Is there free hit in Test cricket: The advent of free-hit in cricket has come as a bonus run-making opportunity for batsmen.
It was more than a decade ago when the free-hit was introduced in international cricket. Having initially come into limelight as a byproduct of T20 cricket, penalising the bowler for bowling a no-ball soon found a place in ODIs as well.
The concept was introduced in the 50-over format at the highest level in October 2007 when the ICC (International Cricket Board) had clarified that the bowler would be penalised for not only front-foot no-balls but all foot no-balls.
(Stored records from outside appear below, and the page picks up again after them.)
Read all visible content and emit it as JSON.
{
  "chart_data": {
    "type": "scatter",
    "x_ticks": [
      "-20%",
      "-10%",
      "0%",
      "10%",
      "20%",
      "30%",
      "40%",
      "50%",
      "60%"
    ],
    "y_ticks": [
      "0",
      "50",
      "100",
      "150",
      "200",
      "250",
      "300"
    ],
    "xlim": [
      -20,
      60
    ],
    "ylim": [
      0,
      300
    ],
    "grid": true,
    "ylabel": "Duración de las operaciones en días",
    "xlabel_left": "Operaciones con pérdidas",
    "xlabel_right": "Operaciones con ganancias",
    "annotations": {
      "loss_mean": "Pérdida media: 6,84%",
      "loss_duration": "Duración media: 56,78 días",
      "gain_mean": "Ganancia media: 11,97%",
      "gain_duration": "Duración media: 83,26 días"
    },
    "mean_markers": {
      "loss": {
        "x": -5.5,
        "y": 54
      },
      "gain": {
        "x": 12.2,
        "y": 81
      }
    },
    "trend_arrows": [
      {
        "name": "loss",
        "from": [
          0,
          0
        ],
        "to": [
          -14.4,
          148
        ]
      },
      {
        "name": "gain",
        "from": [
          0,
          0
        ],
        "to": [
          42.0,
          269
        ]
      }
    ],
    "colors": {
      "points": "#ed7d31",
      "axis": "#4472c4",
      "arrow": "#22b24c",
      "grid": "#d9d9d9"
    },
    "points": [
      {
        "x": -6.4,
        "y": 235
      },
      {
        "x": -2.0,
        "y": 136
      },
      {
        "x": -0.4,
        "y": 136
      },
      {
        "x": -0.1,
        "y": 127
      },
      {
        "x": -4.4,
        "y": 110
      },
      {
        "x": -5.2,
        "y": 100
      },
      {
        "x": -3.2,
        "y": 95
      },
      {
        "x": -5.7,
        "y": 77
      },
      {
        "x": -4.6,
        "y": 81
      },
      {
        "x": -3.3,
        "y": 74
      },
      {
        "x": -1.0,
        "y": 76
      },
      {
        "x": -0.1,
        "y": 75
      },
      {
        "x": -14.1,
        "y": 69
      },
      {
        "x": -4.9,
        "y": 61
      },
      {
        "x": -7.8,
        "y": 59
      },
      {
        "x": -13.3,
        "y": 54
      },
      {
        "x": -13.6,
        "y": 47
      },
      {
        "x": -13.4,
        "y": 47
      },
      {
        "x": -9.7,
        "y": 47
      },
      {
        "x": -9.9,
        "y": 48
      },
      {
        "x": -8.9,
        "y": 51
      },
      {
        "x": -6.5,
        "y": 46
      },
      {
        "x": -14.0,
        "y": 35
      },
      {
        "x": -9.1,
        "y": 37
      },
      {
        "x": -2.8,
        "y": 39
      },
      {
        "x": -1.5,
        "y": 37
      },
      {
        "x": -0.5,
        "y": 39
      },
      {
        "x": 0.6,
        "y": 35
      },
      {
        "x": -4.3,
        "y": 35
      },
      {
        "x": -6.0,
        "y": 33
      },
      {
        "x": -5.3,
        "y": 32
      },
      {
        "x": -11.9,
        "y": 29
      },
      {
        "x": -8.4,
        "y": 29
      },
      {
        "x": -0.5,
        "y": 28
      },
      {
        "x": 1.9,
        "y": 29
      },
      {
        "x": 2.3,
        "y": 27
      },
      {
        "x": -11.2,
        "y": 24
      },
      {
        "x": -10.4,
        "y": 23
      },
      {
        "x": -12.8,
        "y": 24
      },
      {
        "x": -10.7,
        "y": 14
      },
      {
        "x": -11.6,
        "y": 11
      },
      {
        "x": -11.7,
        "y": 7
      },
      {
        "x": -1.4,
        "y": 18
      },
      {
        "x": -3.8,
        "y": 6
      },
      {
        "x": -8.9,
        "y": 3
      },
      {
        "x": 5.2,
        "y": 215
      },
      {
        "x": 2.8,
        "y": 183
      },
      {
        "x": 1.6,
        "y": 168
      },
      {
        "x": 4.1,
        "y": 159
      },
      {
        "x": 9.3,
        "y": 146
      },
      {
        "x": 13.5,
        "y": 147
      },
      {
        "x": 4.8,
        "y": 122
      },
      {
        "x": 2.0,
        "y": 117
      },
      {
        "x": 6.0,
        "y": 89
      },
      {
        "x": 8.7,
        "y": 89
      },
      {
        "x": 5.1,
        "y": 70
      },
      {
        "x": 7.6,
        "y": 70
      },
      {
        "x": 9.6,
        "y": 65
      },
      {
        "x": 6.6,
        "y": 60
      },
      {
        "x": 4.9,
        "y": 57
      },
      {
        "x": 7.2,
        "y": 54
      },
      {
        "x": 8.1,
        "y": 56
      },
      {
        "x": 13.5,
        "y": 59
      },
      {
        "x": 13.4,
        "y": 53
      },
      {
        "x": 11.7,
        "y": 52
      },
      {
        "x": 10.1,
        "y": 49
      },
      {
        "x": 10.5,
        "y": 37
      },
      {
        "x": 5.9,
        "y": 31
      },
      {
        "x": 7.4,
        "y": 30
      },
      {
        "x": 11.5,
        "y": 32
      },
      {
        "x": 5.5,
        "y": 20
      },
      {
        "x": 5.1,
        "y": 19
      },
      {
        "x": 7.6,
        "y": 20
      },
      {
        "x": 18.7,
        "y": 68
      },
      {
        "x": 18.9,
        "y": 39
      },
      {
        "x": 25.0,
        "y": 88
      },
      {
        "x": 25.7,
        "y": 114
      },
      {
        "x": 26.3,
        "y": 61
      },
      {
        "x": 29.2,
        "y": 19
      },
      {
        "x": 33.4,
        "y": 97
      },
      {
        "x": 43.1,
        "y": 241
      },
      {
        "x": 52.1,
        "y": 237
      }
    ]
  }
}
As the title suggests, a batsman is allowed to play any shot without the risk of getting out on a free-hit with modes of dismissals such as run-out, handling the ball, hitting the ball twice and obstructing the field falling under exceptions.
Is there free hit in Test cricket?
It was eight years later in 2015 that all types of no-balls used to result in free hits adding to the bowlers’ woes in limited-overs cricket. If the free-hit results in another no-ball or a wide ball, the batsman is bound to receive another free hit.
As far as cricket’s ancestral format in Test cricket is concerned, there is no allowance of a free-hit in red-ball cricket. Therefore, irrespective of what kind of no-ball a bowler bowls, a batsman won’t get a free-hit on the following delivery. Having said that, the bowler will have to re-bowl the delivery and a run would be added to the batting total.
For example, India pacer Navdeep Saini bowled a waist-high full toss to Australia’s Mitchell Starc in the first innings of the ongoing third Test match in Sydney. While the debutant bowler had to reload with respect to the delivery, Starc didn’t get any free hit on the following delivery.